Read and Appreciated in 2002
An Editorial Year’s Best List
Battle Royale, Directed by Kinji Fukasaku
(Toei/Battle Royale Production Committee, 2000)
(Another of New Age Entertainment’s releases. These guys are a godsend, I tell you.)
Far from a godsend, however, is the nightmarish BR Act that is passed in order to curb juvenile delinquency in a chaotic, totalitarian Japan. Under cover of the BR Act, a high school class is randomly singled out each year, and then sent off to an island on a sadistic war game from which only one teenager can come back alive. The movie is extremely graphic in its depiction of violence, but contrarily to what you’d expect, it doesn’t neglect the characters and the perverse dilemma they’re forced into by uncaring parents, government and media (tv networks cheerfully cover the event, while the unfortunate victims’ names and numbers are ticked off on-screen with such indifference that borders on the disturbing). The script was written with a generous share of twisted creativity, and the direction is competent enough to handle the material without turning it into some vapid teen slasher flick. Highly recommended—if you can stomach it.
Child Soldiers (tv)
Directed by Alan Lindsay
Produced by Andrew Ogilvie
(Electric Pictures, 2002)
Reality, however, can get even sicker than fiction. If you think paedophilia is the worst that can be done to a child, think again. All over the world—especially in Africa and Asia, but even in such unsuspected nations as the USA or the UK —children are being recruited by the government and/or armed opposition forces to act as soldiers, spies, couriers, sex slaves, or merely cannon fodder. Coerced, abused, alienated, or otherwise persuaded, these children are taught to obey blindly and kill without remorse, all for the benefit of a few minor (and not so minor) warlords who tend to live luxuriously off a country’s often vast but misapplied resources. This essential documentary will spare you only of what it has no time to show, but don’t think of looking away—it won’t do shit to help.
More on the subject at the following websites:
“Ghost in the Shell: Stand Alone Complex” (tv)
Directed by Kenji Kamiyama
(Production I.G, 2002)
First of all, this isn’t some cheap tv spin-off made to cash in on the huge success of the movie and comic book. “Stand Alone Complex” is beautifully produced all around. It combines high-end computer imagery with a more traditional drawing style to create superbly fluid animation.
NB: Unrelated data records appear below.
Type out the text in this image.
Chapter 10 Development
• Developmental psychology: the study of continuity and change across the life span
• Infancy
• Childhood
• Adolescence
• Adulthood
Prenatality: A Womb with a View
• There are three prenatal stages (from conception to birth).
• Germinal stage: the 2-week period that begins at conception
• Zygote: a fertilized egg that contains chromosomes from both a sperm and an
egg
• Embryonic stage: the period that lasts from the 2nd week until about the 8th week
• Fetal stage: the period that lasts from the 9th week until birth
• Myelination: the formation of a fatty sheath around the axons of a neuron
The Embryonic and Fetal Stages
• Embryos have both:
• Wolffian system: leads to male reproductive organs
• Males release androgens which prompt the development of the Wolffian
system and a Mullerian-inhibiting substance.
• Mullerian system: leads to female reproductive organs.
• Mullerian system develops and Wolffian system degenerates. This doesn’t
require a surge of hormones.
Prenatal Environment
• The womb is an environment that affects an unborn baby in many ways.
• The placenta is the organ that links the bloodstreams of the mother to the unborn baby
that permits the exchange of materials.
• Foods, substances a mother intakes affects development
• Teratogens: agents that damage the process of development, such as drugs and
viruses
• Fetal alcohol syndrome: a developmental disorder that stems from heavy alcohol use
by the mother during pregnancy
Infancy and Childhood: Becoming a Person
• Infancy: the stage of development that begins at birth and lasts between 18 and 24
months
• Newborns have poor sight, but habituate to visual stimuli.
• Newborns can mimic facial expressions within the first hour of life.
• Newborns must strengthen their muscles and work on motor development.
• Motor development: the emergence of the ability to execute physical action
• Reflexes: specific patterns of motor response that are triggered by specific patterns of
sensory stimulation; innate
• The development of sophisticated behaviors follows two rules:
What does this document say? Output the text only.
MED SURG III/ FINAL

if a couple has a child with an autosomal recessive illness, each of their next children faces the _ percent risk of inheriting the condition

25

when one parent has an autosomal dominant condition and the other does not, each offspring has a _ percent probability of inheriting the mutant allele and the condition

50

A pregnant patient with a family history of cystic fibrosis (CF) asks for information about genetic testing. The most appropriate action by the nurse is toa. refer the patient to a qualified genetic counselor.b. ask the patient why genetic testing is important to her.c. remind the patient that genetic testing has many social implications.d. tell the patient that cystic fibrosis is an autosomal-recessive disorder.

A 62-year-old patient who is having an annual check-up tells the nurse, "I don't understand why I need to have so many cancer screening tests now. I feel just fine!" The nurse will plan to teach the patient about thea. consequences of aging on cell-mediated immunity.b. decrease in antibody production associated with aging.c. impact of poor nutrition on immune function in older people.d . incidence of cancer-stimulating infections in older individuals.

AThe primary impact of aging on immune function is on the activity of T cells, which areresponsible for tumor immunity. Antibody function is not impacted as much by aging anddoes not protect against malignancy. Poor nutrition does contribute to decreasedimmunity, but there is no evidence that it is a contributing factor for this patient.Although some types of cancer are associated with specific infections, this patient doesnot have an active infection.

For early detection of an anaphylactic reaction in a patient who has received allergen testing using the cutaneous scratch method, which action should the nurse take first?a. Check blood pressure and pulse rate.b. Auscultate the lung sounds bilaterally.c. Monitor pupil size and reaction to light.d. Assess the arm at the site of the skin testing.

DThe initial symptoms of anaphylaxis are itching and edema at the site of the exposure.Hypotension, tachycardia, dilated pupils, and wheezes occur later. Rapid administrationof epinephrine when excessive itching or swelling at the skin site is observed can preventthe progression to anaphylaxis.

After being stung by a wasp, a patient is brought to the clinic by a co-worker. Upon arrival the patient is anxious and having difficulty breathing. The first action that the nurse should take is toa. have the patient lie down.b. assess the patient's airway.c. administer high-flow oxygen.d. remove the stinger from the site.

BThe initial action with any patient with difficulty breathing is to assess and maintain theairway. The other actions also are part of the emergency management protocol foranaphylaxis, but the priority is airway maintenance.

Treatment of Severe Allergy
The dialogue and storyline for each episode are as complex and thought-provoking as the original work itself, continuing to blur the interface between man and machine. My only criticism is that the music by Yoko Kanno is not on par with Kenji Kawai’s movie soundtrack, unfortunately. It’s hard to pick a favourite episode (not that I have to), but I found “Proof of Influx” to be oddly touching, even though it’s centred on a behemoth tank gone out of control. Maybe I’m just a soft-hearted wimp, but it only took them thirty minutes to make me feel sympathy for a big-ass machine that doesn’t even say a word the whole time. Hell, the show is brilliant!